Durigan defendeu ainda o acompanhamento dos beneficiários para retirar dos programas quem deixou de cumprir os critérios e incluir pessoas que passaram a ter direito. Citou o auxílio-defeso como exemplo de despesa que passou a exigir maior controle de fluxo. Para ele, a modernização dos cadastros e a digitalização podem gerar eficiência sem eliminar a proteção social.
O ministro disse que o Bolsa Família atende atualmente 19 milhões de pessoas, ante mais de 21 milhões recebidas pelo governo anterior. Segundo ele, a saída de beneficiários ocorreu porque parte deles ingressou no mercado de trabalho. Em 2025, afirmou, 90% das pessoas que passaram a ter ocupação no país vieram do programa.
Críticas à percepção do mercado
Durigan avaliou que existe preconceito fiscal do mercado financeiro em relação ao governo Lula. Ele argumentou que não é correto considerar que um governo de direita ou de extrema-direita seja necessariamente mais responsável nas contas públicas do que uma administração de centro-esquerda.
O ministro disse que o governo recebeu um orçamento com déficit de R$ 189 bilhões e pretende entregar um orçamento superavitário. Também afirmou que a meta de superávit deverá ser crescente nos próximos anos e que não haverá uma mudança abrupta de política para atender às expectativas do mercado.
Ele citou os dois primeiros mandatos de Lula e a gestão de Fernando Haddad no Ministério da Fazenda e na Prefeitura de São Paulo como parte de um histórico de controle das contas públicas que, em sua avaliação, não é devidamente considerado pelo mercado.
Instituições e ambiente econômico
Durigan criticou a instabilidade institucional no Supremo Tribunal Federal e disse que disputas e acusações envolvendo ministros prejudicam a economia e a credibilidade diante de investidores estrangeiros. Para ele, o Judiciário precisa atuar com independência, harmonia entre os Poderes e mais transparência.
O ministro também afirmou que juros altos afetam empresas em recuperação judicial, como Casas Bahia e Raízen.
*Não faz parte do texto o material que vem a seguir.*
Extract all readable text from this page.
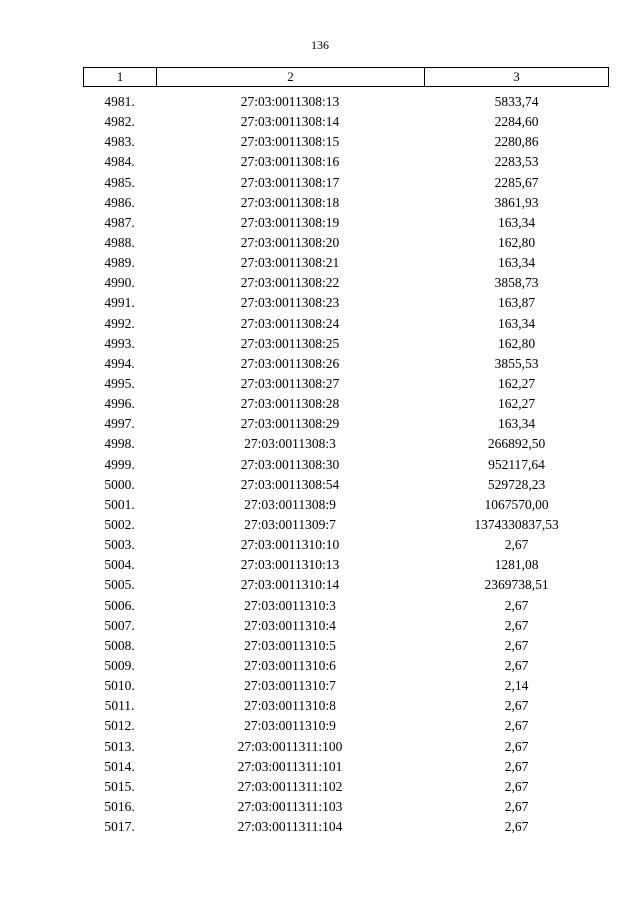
136
1	2	3
4981.	27:03:0011308:13	5833,74
4982.	27:03:0011308:14	2284,60
4983.	27:03:0011308:15	2280,86
4984.	27:03:0011308:16	2283,53
4985.	27:03:0011308:17	2285,67
4986.	27:03:0011308:18	3861,93
4987.	27:03:0011308:19	163,34
4988.	27:03:0011308:20	162,80
4989.	27:03:0011308:21	163,34
4990.	27:03:0011308:22	3858,73
4991.	27:03:0011308:23	163,87
4992.	27:03:0011308:24	163,34
4993.	27:03:0011308:25	162,80
4994.	27:03:0011308:26	3855,53
4995.	27:03:0011308:27	162,27
4996.	27:03:0011308:28	162,27
4997.	27:03:0011308:29	163,34
4998.	27:03:0011308:3	266892,50
4999.	27:03:0011308:30	952117,64
5000.	27:03:0011308:54	529728,23
5001.	27:03:0011308:9	1067570,00
5002.	27:03:0011309:7	1374330837,53
5003.	27:03:0011310:10	2,67
5004.	27:03:0011310:13	1281,08
5005.	27:03:0011310:14	2369738,51
5006.	27:03:0011310:3	2,67
5007.	27:03:0011310:4	2,67
5008.	27:03:0011310:5	2,67
5009.	27:03:0011310:6	2,67
5010.	27:03:0011310:7	2,14
5011.	27:03:0011310:8	2,67
5012.	27:03:0011310:9	2,67
5013.	27:03:0011311:100	2,67
5014.	27:03:0011311:101	2,67
5015.	27:03:0011311:102	2,67
5016.	27:03:0011311:103	2,67
5017.	27:03:0011311:104	2,67
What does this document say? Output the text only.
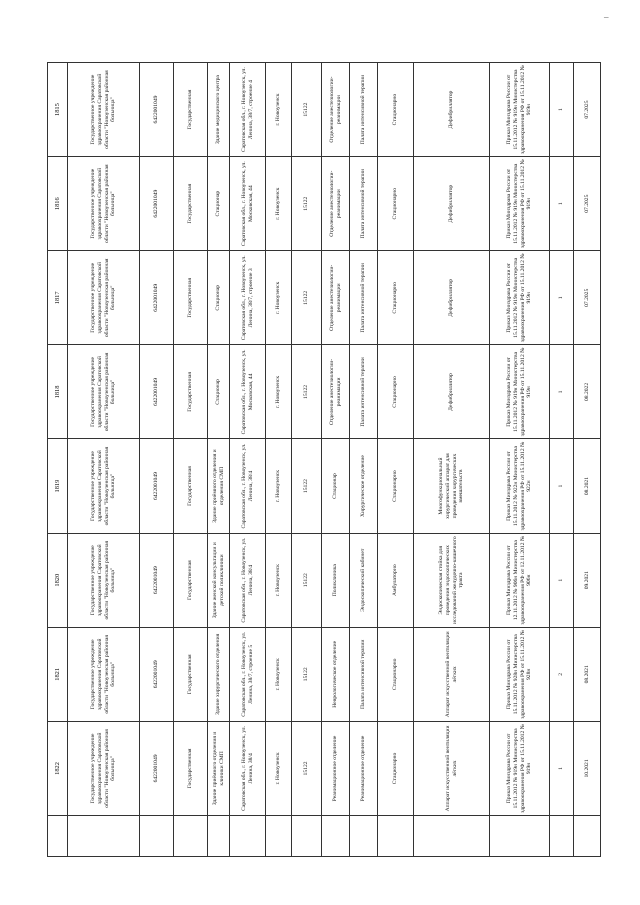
–
	1822	1821	1820	1819	1818	1817	1816	1815
	Государственное учреждение здравоохранения Саратовской области "Новоузенская районная больница"	Государственное учреждение здравоохранения Саратовской области "Новоузенская районная больница"	Государственное учреждение здравоохранения Саратовской области "Новоузенская районная больница"	Государственное учреждение здравоохранения Саратовской области "Новоузенская районная больница"	Государственное учреждение здравоохранения Саратовской области "Новоузенская районная больница"	Государственное учреждение здравоохранения Саратовской области "Новоузенская районная больница"	Государственное учреждение здравоохранения Саратовской области "Новоузенская районная больница"	Государственное учреждение здравоохранения Саратовской области "Новоузенская районная больница"
	6422001049	6422001049	6422001049	6422001049	6422001049	6422001049	6422001049	6422001049
	Государственная	Государственная	Государственная	Государственная	Государственная	Государственная	Государственная	Государственная
	Здание приёмного отделения и клиники СМП	Здание хирургического отделения	Здание женской консультации и детской поликлиники	Здание приёмного отделения и отделения СМП	Стационар	Стационар	Стационар	Здание медицинского центра
	Саратовская обл., г. Новоузенск, ул. Ленина, 38/4	Саратовская обл., г. Новоузенск, ул. Ленина, 38/7, строение 5	Саратовская обл., г. Новоузенск, ул. Ленина, 38/4	Саратовская обл., г. Новоузенск, ул. Ленина, 38/4	Саратовская обл., г. Новоузенск, ул. Московская, 44	Саратовская обл., г. Новоузенск, ул. Ленина, 38/7, строение 3	Саратовская обл., г. Новоузенск, ул. Московская, 44	Саратовская обл., г. Новоузенск, ул. Ленина, 38/7, строение 4
	г. Новоузенск	г. Новоузенск	г. Новоузенск	г. Новоузенск	г. Новоузенск	г. Новоузенск	г. Новоузенск	г. Новоузенск
	15122	15122	15122	15122	15122	15122	15122	15122
	Реанимационное отделение	Неврологическое отделение	Поликлиника	Стационар	Отделение анестезиологии-реанимации	Отделение анестезиологии-реанимации	Отделение анестезиологии-реанимации	Отделение анестезиологии-реанимации
	Реанимационное отделение	Палата интенсивной терапии	Эндоскопический кабинет	Хирургическое отделение	Палата интенсивной терапии	Палата интенсивной терапии	Палата интенсивной терапии	Палата интенсивной терапии
	Стационарно	Стационарно	Амбулаторно	Стационарно	Стационарно	Стационарно	Стационарно	Стационарно
	Аппарат искусственной вентиляции лёгких	Аппарат искусственной вентиляции лёгких	Эндоскопическая стойка для проведения эндоскопических исследований желудочно-кишечного тракта	Многофункциональный хирургический аппарат для проведения хирургических вмешательств	Дефибриллятор	Дефибриллятор	Дефибриллятор	Дефибриллятор
	Приказ Минздрава России от 15.11.2012 № 919н Министерства здравоохранения РФ от 15.11.2012 № 919н	Приказ Минздрава России от 15.11.2012 № 928н Министерства здравоохранения РФ от 15.11.2012 № 928н	Приказ Минздрава России от 12.11.2012 № 906н Министерства здравоохранения РФ от 12.11.2012 № 906н	Приказ Минздрава России от 15.11.2012 № 922н Министерства здравоохранения РФ от 15.11.2012 № 922н	Приказ Минздрава России от 15.11.2012 № 919н Министерства здравоохранения РФ от 15.11.2012 № 919н	Приказ Минздрава России от 15.11.2012 № 919н Министерства здравоохранения РФ от 15.11.2012 № 919н	Приказ Минздрава России от 15.11.2012 № 919н Министерства здравоохранения РФ от 15.11.2012 № 919н	Приказ Минздрава России от 15.11.2012 № 919н Министерства здравоохранения РФ от 15.11.2012 № 919н
	1	2	1	1	1	1	1	1
	10.2021	08.2021	09.2021	08.2021	08.2022	07.2025	07.2025	07.2025
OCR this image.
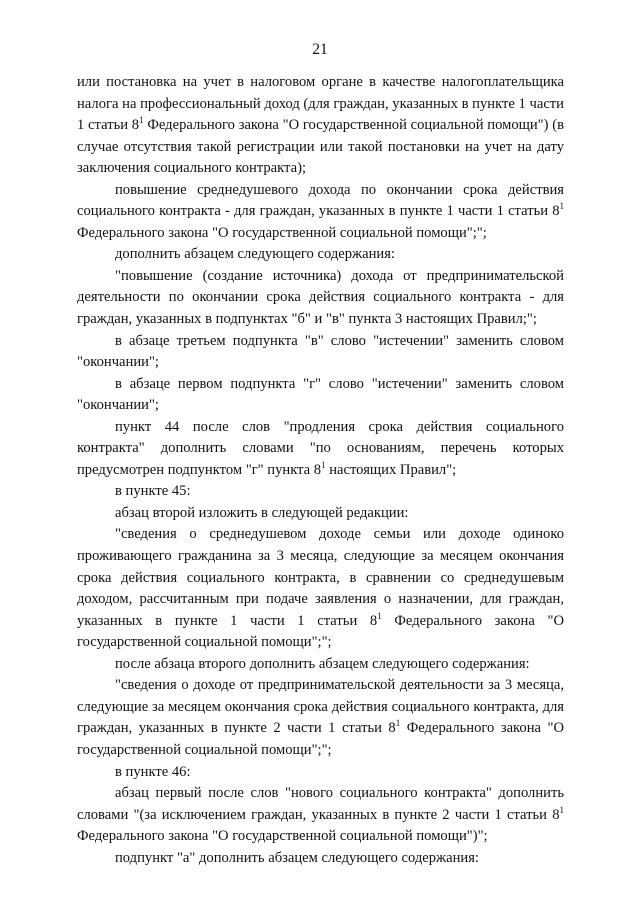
21

или постановка на учет в налоговом органе в качестве налогоплательщика налога на профессиональный доход (для граждан, указанных в пункте 1 части 1 статьи $8^1$ Федерального закона "О государственной социальной помощи") (в случае отсутствия такой регистрации или такой постановки на учет на дату заключения социального контракта);

повышение среднедушевого дохода по окончании срока действия социального контракта - для граждан, указанных в пункте 1 части 1 статьи $8^1$ Федерального закона "О государственной социальной помощи";";

дополнить абзацем следующего содержания:

"повышение (создание источника) дохода от предпринимательской деятельности по окончании срока действия социального контракта - для граждан, указанных в подпунктах "б" и "в" пункта 3 настоящих Правил;";

в абзаце третьем подпункта "в" слово "истечении" заменить словом "окончании";

в абзаце первом подпункта "г" слово "истечении" заменить словом "окончании";

пункт 44 после слов "продления срока действия социального контракта" дополнить словами "по основаниям, перечень которых предусмотрен подпунктом "г" пункта $8^1$ настоящих Правил";

в пункте 45:

абзац второй изложить в следующей редакции:

"сведения о среднедушевом доходе семьи или доходе одиноко проживающего гражданина за 3 месяца, следующие за месяцем окончания срока действия социального контракта, в сравнении со среднедушевым доходом, рассчитанным при подаче заявления о назначении, для граждан, указанных в пункте 1 части 1 статьи $8^1$ Федерального закона "О государственной социальной помощи";";

после абзаца второго дополнить абзацем следующего содержания:

"сведения о доходе от предпринимательской деятельности за 3 месяца, следующие за месяцем окончания срока действия социального контракта, для граждан, указанных в пункте 2 части 1 статьи $8^1$ Федерального закона "О государственной социальной помощи";";

в пункте 46:

абзац первый после слов "нового социального контракта" дополнить словами "(за исключением граждан, указанных в пункте 2 части 1 статьи $8^1$ Федерального закона "О государственной социальной помощи")";

подпункт "а" дополнить абзацем следующего содержания:
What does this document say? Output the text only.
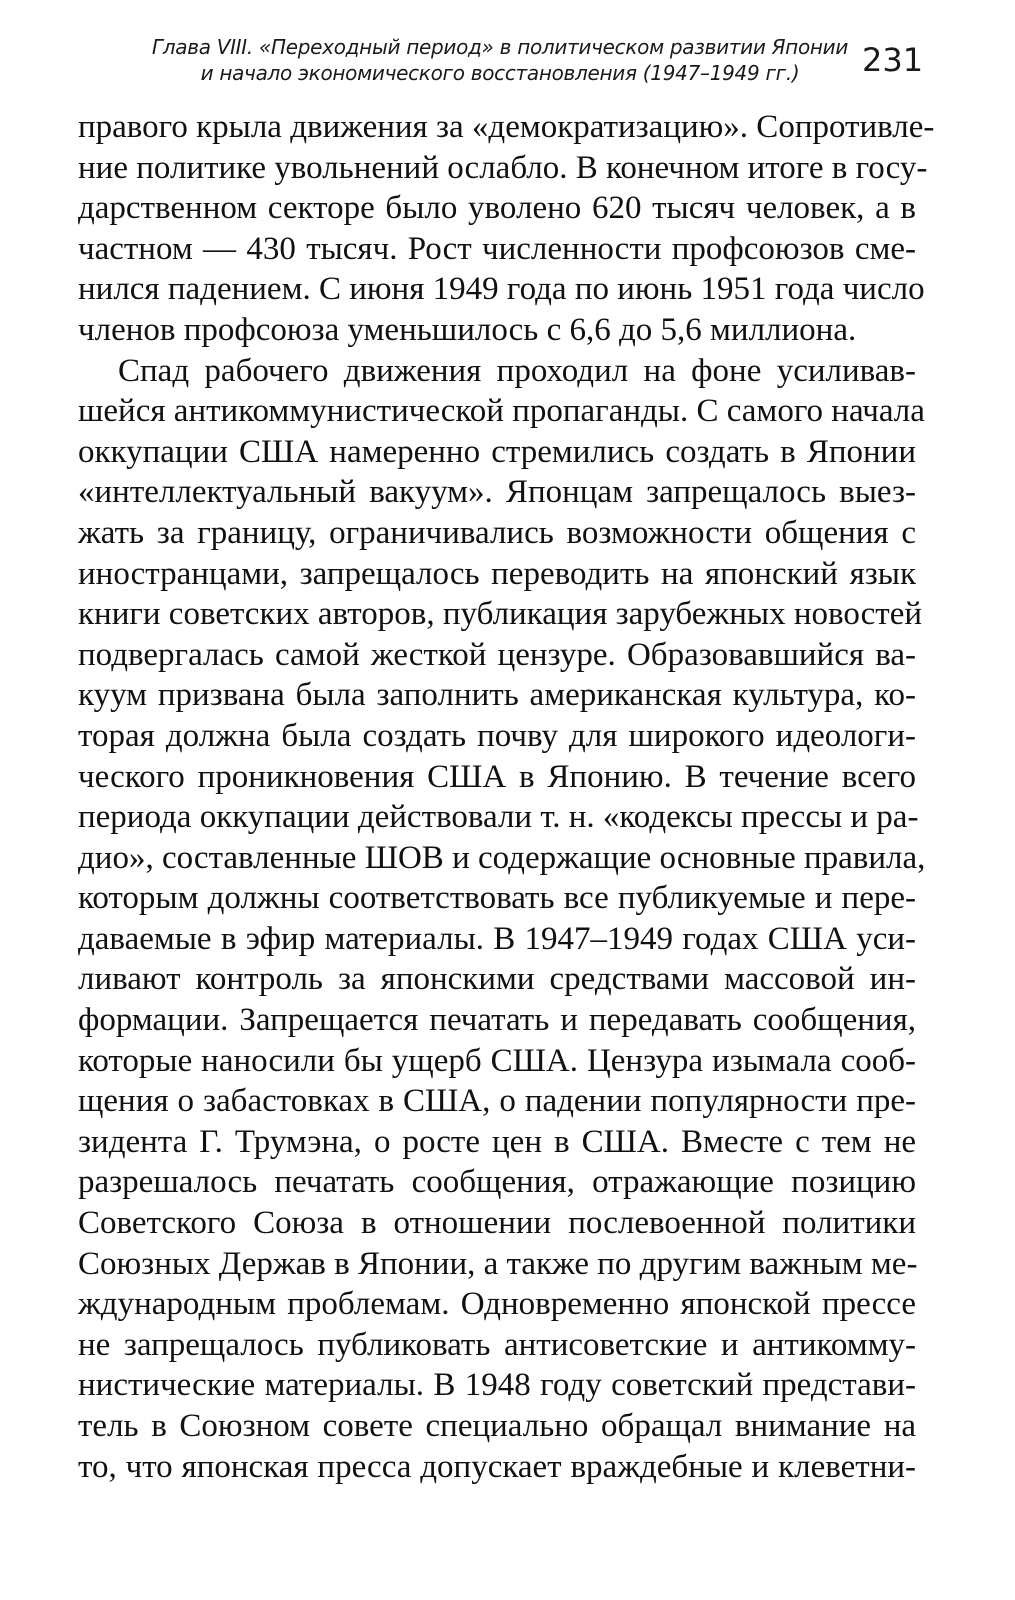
Глава VIII. «Переходный период» в политическом развитии Японии
и начало экономического восстановления (1947–1949 гг.)	231
правого крыла движения за «демократизацию». Сопротивле-
ние политике увольнений ослабло. В конечном итоге в госу-
дарственном секторе было уволено 620 тысяч человек, а в
частном — 430 тысяч. Рост численности профсоюзов сме-
нился падением. С июня 1949 года по июнь 1951 года число
членов профсоюза уменьшилось с 6,6 до 5,6 миллиона.
Спад рабочего движения проходил на фоне усиливав-
шейся антикоммунистической пропаганды. С самого начала
оккупации США намеренно стремились создать в Японии
«интеллектуальный вакуум». Японцам запрещалось выез-
жать за границу, ограничивались возможности общения с
иностранцами, запрещалось переводить на японский язык
книги советских авторов, публикация зарубежных новостей
подвергалась самой жесткой цензуре. Образовавшийся ва-
куум призвана была заполнить американская культура, ко-
торая должна была создать почву для широкого идеологи-
ческого проникновения США в Японию. В течение всего
периода оккупации действовали т. н. «кодексы прессы и ра-
дио», составленные ШОВ и содержащие основные правила,
которым должны соответствовать все публикуемые и пере-
даваемые в эфир материалы. В 1947–1949 годах США уси-
ливают контроль за японскими средствами массовой ин-
формации. Запрещается печатать и передавать сообщения,
которые наносили бы ущерб США. Цензура изымала сооб-
щения о забастовках в США, о падении популярности пре-
зидента Г. Трумэна, о росте цен в США. Вместе с тем не
разрешалось печатать сообщения, отражающие позицию
Советского Союза в отношении послевоенной политики
Союзных Держав в Японии, а также по другим важным ме-
ждународным проблемам. Одновременно японской прессе
не запрещалось публиковать антисоветские и антикомму-
нистические материалы. В 1948 году советский представи-
тель в Союзном совете специально обращал внимание на
то, что японская пресса допускает враждебные и клеветни-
Segundo ele, mudanças no comportamento dos consumidores, concorrência de empresas digitais e perda de força dos cartões de lojas contribuíram para as dificuldades do varejo tradicional.
Na avaliação de Durigan, a economia ainda precisa avançar na geração de emprego, no aumento sustentável da renda e no controle da inflação. Ele afirmou que o governo pretende melhorar a eficiência do gasto social, revisar benefícios e discutir medidas como o fim da escala 6x1, além de mudanças na recuperação judicial, na falência e na regulação de fundos.